Telco Boosts Telemarketing Efficiency With TargetingCanadian telephone company SaskTel has created more targeted telemarketing campaigns through new technologies linking its call centers to its data warehouse.
"There was a realization that we needed to do target marketing to be efficient, as we're being pushed more and more to show a return on investment at the campaign level," said Lorne Hill, market manager of knowledge management at SaskTel. "We can't just blast out telemarketing and direct mail."
SaskTel, located in Regina, Saskatchewan, is owned and operated by the province of Saskatchewan and provides local service to about 400,000 households and businesses there. Its agents make about 25,000 outbound calls per month in an effort to sell such products as long-distance service, Internet access, voice mail and cellular telephone service.
To make those calls more productive, the company recently implemented technology that allows it to use a targeted approach that blends the information it has about customers and their purchasing history with demographic neighborhood data to create campaigns more likely to have a high success rate.
A few years ago the company had a monopoly on long-distance service in the province, but since 1996 a host of other providers have entered the market, which contains about 1 million people. In the wake of the competition, SaskTel has evolved its campaign strategy from customer retention to customer acquisition for its various offerings.
SaskTel has been using the Valex
campaign-management software from Exchange Applications, Boston, to coordinate its telemarketing efforts, along with some new data-mining tools from IBM and other technologies.
The Valex software automates the process of determining when to pitch certain products to certain customers, and selects call lists based on customer behavior or certain event triggers. It then transmits the lists directly to the company's call centers.
"The level of granularity and the quality of the campaigns we're able to turn out now is a lot different than what it was a year ago," said Hill.
The enhanced targeting also has proven fiscally viable, he said. In terms of return on investment, which the company can gauge for individual cells of each campaign using measurement tools incorporated into the Valex software, some campaigns have achieved results three to four times better with targeted groups than with random groups.
In addition, Hill said the speed at which the company can turn around its campaigns has allowed it to become more flexible and responsive to changes in the marketplace.
"From a marketing cycle time, our department was the bottleneck [before the implementation of Valex]," said Hill. "The product people, the solutions people, the advertising people were all waiting on us to provide the list, particularly with telemarketing campaigns. Now we have them in the market in a matter of days, and that's changed from what used to be a matter of weeks."
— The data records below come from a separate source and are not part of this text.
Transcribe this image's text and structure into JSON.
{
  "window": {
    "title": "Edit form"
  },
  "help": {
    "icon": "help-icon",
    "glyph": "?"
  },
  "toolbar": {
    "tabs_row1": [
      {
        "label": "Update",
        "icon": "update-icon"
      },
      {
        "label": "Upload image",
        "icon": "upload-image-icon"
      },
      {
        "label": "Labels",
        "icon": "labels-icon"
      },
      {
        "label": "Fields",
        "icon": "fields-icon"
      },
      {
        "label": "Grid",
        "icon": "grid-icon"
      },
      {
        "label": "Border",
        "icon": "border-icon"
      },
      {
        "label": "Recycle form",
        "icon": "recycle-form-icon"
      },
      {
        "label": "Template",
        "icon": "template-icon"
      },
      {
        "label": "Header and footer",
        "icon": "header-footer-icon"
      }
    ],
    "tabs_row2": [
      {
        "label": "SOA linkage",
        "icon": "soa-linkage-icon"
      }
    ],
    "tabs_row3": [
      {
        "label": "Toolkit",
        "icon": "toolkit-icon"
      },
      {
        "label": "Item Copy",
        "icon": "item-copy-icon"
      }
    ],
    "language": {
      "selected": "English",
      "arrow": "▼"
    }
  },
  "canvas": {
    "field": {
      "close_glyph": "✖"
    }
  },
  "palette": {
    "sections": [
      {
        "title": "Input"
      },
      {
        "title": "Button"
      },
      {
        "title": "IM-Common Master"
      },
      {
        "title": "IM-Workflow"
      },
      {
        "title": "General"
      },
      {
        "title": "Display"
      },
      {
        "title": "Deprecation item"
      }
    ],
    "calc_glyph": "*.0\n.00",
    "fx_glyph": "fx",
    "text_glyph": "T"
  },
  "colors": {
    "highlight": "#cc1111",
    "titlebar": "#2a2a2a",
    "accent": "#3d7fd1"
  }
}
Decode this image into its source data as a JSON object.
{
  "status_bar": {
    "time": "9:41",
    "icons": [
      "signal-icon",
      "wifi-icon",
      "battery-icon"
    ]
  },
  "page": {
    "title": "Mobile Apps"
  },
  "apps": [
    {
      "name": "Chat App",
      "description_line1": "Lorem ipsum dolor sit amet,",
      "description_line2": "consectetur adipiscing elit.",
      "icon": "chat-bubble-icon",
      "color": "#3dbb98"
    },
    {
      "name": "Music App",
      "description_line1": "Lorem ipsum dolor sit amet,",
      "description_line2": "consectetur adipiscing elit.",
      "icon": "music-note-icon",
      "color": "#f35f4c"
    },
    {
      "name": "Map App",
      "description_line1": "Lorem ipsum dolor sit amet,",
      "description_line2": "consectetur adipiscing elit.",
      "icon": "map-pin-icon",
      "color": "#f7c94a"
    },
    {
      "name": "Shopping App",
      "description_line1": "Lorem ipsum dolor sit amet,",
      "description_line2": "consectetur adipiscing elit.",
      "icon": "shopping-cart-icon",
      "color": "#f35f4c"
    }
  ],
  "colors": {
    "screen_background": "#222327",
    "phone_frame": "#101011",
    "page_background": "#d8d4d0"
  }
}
Previously, campaigns had been planned on a quarterly basis, he said, and sometimes an idea that looked right in the planning phase at the end of one quarter was stale by the time it was implemented at the end of the next quarter.
Using the new structure, some telemarketing campaigns are automated so certain events can trigger a next-day marketing response. For example, when customers cancel a service with SaskTel, their names and numbers are automatically distributed to the call centers overnight into a list of reacquisition calls to be made the next day. The company uses a 70-seat outbound center in Regina for outbound calling and also has two centers with a total of about 350 seats that handle both inbound customer service and outbound telemarketing.
Another feature that Exchange Applications designed into the Valex package at SaskTel's request is a mechanism that aligns customers into optimal marketing programs, so SaskTel doesn't pitch them repeatedly for product after product. The company tries to limit its telemarketing contacts to one per person per quarter.
"With the number of products we have, we could easily flood the market with too many messages if we're not careful," Hill said. "We know that there's a fine line between the calls being perceived as loyalty-enhancing and a nuisance, and we want to make sure we're on top of that."
The Valex software also marries telemarketing to SaskTel's direct-mail campaigns by distributing mailing lists to the company's three mail houses and providing coordinated phone lists to the centers for follow-up campaigns, which generally trail the mail drops by three to four days.
Hill said he hopes to soon apply the technology to e-mail campaigns as well, so lists would be distributed in a coordinated fashion to all three communications vehicles. Although the technology is in place to do so, the company is seeking to determine the acceptance of e-mail marketing messages among its customers before it rolls out any e-mail campaigns.